The Iron 883, a gift from his daughter, is the latest addition to his collection of classics. It took three trips to Johannesburg and several to a Durban dealer to get what he wanted.
“In the 1960s, I was on a road trip to Cape Town with my 1952 500cc Matchless, which had no oil leaks and was spotless. After admiring its condition, my friend, Mannie Malgas, said, ‘Logan, if you haven’t ridden a Harley Davidson, you haven’t ridden a motorcycle.’ That thought stuck with me for years and now I own and ride the American dream,” he quipped.
His penchant for big toys with noise began when he was just six years old.
Formerly from Kings Rest on the Bluff, he recalls having another agenda when he went shopping with his mother to Clairwood. “I would refuse to go in and
instead stand outside and wait for the men with leather jackets and boots riding motorcycles to stop at a shop nearby.
“I would watch in awe until I could no longer hear the roar of the engines.
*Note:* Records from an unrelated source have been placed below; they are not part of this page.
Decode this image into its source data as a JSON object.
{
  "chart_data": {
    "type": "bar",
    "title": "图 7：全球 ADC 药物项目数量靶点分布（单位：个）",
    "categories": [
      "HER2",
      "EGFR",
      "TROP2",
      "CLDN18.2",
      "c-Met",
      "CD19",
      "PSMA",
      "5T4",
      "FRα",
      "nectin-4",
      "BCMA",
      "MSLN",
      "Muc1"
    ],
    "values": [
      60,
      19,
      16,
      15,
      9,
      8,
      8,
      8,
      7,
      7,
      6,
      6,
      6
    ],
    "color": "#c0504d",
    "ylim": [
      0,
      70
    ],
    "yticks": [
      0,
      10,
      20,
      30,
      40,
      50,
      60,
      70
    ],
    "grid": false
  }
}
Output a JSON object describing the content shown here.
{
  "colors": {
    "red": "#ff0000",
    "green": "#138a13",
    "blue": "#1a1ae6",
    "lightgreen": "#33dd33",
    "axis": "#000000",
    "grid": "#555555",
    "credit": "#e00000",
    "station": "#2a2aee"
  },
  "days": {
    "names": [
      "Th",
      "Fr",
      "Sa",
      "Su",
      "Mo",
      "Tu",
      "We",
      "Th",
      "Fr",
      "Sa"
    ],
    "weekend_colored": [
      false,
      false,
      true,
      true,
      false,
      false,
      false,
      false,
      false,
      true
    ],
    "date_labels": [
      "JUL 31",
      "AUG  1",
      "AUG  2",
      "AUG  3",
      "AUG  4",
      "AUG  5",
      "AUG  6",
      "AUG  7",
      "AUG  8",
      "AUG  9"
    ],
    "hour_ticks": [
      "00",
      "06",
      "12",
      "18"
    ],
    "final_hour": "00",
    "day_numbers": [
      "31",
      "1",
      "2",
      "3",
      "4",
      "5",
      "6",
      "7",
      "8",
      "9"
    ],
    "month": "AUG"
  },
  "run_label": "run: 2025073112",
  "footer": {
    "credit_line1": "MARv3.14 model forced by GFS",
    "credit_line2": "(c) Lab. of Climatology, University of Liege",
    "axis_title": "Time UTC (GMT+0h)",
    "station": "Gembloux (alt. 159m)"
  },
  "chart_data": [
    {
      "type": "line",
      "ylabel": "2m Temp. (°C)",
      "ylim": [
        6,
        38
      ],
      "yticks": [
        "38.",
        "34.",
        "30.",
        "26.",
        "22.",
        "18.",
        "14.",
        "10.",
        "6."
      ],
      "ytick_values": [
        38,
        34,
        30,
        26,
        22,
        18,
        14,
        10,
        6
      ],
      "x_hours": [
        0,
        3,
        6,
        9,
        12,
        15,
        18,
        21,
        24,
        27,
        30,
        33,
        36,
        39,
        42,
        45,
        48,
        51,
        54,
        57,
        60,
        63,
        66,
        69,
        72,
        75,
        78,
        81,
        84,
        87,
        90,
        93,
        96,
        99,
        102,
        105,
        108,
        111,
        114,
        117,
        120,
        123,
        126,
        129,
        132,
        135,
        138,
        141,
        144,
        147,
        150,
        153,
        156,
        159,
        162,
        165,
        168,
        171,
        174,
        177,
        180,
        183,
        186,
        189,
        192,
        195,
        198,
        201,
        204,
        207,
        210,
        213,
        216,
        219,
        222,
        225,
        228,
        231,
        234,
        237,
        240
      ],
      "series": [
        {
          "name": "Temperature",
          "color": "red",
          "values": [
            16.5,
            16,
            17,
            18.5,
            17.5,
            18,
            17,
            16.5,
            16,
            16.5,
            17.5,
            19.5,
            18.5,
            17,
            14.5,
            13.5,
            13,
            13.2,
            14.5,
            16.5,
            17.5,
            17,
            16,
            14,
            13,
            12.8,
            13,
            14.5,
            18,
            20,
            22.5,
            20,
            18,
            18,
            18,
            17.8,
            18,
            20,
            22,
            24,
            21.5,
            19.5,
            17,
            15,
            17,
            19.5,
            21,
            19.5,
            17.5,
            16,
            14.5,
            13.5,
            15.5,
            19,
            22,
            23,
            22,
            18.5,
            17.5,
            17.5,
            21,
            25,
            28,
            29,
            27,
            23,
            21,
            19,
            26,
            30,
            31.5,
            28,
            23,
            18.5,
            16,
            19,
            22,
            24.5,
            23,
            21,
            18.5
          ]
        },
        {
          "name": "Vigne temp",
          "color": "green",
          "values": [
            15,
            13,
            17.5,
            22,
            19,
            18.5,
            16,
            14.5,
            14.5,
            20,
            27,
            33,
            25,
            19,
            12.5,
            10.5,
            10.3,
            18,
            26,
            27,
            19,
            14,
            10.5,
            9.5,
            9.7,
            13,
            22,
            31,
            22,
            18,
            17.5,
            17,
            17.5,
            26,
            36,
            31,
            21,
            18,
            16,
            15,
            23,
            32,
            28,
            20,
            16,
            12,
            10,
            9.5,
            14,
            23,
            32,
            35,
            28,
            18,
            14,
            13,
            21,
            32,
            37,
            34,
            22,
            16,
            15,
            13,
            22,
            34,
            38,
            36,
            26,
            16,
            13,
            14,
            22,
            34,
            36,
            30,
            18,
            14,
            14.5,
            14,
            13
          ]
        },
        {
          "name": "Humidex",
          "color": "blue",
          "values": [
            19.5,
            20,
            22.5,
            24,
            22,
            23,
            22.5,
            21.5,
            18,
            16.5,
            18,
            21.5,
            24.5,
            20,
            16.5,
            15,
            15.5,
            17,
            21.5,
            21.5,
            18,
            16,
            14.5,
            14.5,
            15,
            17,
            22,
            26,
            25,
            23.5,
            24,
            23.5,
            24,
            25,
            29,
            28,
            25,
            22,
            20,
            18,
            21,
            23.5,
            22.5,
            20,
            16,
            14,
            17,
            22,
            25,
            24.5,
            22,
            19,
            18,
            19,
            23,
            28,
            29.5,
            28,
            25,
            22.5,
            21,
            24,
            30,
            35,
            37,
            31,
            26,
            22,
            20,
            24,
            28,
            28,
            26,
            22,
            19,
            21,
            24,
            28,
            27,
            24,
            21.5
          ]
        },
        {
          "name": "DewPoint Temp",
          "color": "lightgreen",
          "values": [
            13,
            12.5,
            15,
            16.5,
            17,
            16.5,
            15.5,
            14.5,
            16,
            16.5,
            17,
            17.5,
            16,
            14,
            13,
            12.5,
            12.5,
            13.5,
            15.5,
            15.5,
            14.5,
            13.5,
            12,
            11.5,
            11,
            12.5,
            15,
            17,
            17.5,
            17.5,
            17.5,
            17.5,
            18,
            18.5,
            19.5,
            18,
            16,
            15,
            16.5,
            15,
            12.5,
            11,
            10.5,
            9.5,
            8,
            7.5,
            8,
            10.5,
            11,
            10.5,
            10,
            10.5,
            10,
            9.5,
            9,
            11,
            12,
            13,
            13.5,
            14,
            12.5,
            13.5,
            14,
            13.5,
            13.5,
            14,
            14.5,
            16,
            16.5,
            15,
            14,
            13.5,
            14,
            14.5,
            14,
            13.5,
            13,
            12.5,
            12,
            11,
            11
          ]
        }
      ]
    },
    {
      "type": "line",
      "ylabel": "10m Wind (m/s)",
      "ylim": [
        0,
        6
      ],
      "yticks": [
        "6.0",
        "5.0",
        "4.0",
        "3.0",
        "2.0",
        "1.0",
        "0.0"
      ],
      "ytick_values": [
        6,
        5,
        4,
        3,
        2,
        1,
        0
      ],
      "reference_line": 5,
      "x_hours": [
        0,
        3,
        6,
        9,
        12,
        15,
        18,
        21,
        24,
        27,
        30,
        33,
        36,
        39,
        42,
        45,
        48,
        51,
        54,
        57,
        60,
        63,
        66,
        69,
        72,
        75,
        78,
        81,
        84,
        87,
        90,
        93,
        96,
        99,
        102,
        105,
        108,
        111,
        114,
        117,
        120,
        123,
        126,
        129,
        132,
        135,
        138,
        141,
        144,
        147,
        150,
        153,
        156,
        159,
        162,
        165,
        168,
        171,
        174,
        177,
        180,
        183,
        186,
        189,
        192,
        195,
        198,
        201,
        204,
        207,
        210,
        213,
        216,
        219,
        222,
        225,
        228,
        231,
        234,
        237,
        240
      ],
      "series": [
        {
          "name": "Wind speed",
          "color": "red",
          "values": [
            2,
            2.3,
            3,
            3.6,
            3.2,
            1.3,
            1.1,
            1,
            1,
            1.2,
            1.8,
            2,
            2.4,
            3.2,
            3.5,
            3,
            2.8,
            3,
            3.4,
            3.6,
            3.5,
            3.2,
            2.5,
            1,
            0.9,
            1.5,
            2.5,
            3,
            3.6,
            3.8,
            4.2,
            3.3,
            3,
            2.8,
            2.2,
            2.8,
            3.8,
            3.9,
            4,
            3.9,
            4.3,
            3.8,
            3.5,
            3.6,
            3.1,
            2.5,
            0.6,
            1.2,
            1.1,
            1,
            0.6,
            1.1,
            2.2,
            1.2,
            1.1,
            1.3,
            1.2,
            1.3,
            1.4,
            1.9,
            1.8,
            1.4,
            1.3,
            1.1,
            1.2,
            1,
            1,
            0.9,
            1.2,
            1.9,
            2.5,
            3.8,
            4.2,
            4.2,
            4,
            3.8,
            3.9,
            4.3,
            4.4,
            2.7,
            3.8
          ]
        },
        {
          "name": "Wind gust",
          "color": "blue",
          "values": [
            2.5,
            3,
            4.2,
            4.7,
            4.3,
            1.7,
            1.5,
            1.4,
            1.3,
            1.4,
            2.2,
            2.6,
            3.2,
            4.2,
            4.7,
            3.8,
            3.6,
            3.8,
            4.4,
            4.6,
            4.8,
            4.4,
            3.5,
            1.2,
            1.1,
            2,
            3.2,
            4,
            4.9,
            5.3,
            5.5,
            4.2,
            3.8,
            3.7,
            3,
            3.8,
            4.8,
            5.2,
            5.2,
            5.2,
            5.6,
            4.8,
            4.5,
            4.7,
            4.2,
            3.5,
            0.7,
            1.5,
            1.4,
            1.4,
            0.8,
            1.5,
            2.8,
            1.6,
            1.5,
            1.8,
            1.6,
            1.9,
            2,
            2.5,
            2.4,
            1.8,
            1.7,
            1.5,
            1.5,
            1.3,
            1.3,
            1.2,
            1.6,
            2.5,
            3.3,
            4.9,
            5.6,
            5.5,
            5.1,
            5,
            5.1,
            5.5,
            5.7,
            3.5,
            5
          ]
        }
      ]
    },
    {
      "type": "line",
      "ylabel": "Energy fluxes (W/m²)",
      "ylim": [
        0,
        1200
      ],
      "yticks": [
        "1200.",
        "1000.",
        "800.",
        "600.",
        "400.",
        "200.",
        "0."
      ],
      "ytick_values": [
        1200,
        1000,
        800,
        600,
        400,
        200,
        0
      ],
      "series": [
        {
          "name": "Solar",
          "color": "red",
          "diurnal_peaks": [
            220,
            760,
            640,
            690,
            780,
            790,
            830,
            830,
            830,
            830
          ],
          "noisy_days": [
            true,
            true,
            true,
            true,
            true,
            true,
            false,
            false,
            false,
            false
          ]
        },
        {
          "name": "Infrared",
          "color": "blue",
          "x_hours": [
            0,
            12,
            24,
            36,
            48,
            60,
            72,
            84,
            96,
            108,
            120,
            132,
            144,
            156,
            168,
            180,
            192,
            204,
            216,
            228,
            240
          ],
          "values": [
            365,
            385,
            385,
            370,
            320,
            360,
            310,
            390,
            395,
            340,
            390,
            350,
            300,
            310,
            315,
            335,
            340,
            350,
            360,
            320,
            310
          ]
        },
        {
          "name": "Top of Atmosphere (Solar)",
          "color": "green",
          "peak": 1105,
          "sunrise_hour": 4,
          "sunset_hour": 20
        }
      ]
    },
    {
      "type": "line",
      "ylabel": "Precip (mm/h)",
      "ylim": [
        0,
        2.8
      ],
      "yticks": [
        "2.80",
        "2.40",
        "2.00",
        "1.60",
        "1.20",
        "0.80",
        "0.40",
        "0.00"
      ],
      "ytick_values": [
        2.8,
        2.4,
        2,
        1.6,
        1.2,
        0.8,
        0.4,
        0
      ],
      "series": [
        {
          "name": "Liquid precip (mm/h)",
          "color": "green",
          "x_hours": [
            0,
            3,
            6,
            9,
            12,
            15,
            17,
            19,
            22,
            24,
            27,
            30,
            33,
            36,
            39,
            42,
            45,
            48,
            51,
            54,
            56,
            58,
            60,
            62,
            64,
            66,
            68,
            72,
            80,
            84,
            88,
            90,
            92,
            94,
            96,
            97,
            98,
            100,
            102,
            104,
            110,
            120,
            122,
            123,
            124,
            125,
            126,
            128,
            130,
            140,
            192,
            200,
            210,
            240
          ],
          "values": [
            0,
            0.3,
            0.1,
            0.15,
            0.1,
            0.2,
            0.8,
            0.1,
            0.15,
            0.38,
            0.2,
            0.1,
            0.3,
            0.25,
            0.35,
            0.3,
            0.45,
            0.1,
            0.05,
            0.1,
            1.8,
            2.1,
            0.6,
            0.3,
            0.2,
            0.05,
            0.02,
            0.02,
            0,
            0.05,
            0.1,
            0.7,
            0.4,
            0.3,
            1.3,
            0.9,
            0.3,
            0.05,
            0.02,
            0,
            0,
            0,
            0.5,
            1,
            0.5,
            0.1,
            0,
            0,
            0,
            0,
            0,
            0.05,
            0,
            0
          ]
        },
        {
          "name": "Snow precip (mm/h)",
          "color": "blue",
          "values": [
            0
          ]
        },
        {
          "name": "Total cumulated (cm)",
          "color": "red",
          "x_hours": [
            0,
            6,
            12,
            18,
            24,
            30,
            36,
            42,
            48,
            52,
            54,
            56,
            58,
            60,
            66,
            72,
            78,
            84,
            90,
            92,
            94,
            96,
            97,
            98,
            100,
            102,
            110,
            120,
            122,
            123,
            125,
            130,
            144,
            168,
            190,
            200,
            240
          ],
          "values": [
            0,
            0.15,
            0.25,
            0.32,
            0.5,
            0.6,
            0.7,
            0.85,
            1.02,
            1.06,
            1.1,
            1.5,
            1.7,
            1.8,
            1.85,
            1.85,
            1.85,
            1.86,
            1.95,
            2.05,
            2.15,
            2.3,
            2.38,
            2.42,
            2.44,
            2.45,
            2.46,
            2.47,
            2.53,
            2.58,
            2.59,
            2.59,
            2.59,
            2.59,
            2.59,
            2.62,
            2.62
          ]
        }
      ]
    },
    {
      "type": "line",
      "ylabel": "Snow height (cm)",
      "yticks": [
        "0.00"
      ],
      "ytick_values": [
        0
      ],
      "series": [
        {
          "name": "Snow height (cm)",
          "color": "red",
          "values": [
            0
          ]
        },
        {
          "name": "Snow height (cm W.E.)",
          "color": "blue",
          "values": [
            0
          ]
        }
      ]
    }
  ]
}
I knew then that when I grew up I would buy a motorbike. It’s all I’ve ever wanted,” he said.
Despite growing up poor , Markandan saved as much as he could, and, at 20, bought his first motorcycle, a 1947 350cc Matchless for R300.
Being injured a few times – including a right leg fracture – and getting traffic fines did not stop him from riding.
“I used to be fearless. I felt like the king of the road. I could jump on the bike and head off any time of day or night and nobody could stop me. Of course my mother used to get upset, but I was too stubborn to listen. It always had to be my way. My friends called me the leader of the pack because I influenced a lot of people to ride bikes,” he said.
But those daredevil antics have now taken a back seat. Markandan says, “I have great respect for all road users and for nature. We have such a beautiful country and you get the best views from a motorbike and you become one with nature. Other benefits include battling less with congested roads, more parking space and economy. More people should ride bikes, irrespective of sex or age.”
Asked how his friends and family reacted to his Harley, he said they were as thrilled as he was.